Hard Numbers: Walmart heads to Africa, Israel orders Gaza City evacuation, France faces financial fallout, & More

​Shoppers leave the Shoprite store in Daveyton, South Africa May 23, 2018.

Shoppers leave the Shoprite store in Daveyton, South Africa May 23, 2018.

REUTERS/Siphiwe Sibeko

1: US retail giant Walmart is set to launch its first store in Africa by the end of the year, opening a location in South Africa, the continent’s most industrialized economy.

23: A Russian strike on the Ukrainian village of Yarova on Tuesday killed 23 people who were waiting in line to collect their pensions, per a local official. The Kremlin escalated its strikes on Ukraine over the weekend, launching its biggest drone assault since the war began.

1 million: Israel ordered the full evacuation of Gaza City’s one million residents ahead of a new offensive, with Prime Minister Benjamin Netanyahu vowing to “break Hamas.” Many Palestinians say they can’t move again amid severe shortages of food and few safe destinations.

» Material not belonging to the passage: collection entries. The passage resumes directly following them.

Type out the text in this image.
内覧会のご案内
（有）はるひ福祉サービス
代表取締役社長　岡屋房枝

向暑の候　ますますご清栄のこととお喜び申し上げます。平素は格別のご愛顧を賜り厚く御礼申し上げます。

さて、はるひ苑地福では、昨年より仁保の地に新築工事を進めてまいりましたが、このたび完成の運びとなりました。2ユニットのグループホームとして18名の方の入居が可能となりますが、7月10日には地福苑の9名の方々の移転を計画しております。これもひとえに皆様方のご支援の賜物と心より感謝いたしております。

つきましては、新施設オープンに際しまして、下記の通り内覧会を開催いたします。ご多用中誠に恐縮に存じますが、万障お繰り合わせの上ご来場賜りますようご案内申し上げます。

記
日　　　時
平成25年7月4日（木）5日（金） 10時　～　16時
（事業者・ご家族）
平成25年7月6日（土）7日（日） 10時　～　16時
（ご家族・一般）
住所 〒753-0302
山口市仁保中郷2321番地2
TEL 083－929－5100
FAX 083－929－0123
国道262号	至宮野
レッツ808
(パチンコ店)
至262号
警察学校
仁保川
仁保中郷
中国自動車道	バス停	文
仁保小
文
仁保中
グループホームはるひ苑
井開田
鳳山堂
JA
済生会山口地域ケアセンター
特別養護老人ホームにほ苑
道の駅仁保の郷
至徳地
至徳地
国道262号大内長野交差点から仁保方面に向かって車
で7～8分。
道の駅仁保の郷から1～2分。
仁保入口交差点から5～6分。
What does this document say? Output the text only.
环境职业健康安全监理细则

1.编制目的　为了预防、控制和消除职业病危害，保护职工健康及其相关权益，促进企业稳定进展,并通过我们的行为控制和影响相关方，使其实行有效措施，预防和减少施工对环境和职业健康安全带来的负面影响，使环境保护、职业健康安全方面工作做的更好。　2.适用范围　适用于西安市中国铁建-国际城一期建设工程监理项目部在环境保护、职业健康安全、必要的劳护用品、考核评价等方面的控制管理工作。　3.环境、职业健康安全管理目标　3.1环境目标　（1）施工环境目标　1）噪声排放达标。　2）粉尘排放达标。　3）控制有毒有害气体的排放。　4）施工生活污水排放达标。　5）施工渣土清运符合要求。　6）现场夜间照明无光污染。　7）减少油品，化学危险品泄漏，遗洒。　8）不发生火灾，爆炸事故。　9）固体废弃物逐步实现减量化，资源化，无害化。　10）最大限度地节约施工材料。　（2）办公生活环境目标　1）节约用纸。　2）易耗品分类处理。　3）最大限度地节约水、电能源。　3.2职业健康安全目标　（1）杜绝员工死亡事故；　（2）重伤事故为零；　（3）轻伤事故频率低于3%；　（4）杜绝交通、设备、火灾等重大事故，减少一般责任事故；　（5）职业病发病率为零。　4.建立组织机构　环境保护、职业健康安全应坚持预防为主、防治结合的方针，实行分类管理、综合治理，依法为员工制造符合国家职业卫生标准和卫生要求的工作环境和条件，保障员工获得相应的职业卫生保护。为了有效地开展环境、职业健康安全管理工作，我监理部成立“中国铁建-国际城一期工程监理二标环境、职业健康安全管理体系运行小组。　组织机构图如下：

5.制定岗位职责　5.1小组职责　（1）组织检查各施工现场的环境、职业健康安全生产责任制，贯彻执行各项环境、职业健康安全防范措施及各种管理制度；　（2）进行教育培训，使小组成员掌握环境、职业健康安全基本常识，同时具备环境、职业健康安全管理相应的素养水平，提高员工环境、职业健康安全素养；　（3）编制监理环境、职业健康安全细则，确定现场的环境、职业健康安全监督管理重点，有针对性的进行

3.48%: France’s 10-year bond yields – the interest rate at which the government borrows money – jumped to 3.48% after Prime Minister François Bayrou lost his confidence vote Monday, surpassing the rate in Italy (a traditional debt laggard) for the first time since 1998. France’s sky-high debt appears to be putting it at financial risk.

46%: Democratic socialist Zohran Mamdani has 46% support in the New York City mayoral race, according to a New York Times/Siena College poll, putting him 22 points ahead of former state Governor Andrew Cuomo, who is running as an independent. If the other candidates dropped out of the field, though, Mamdani’s lead over Cuomo would drop to just four points.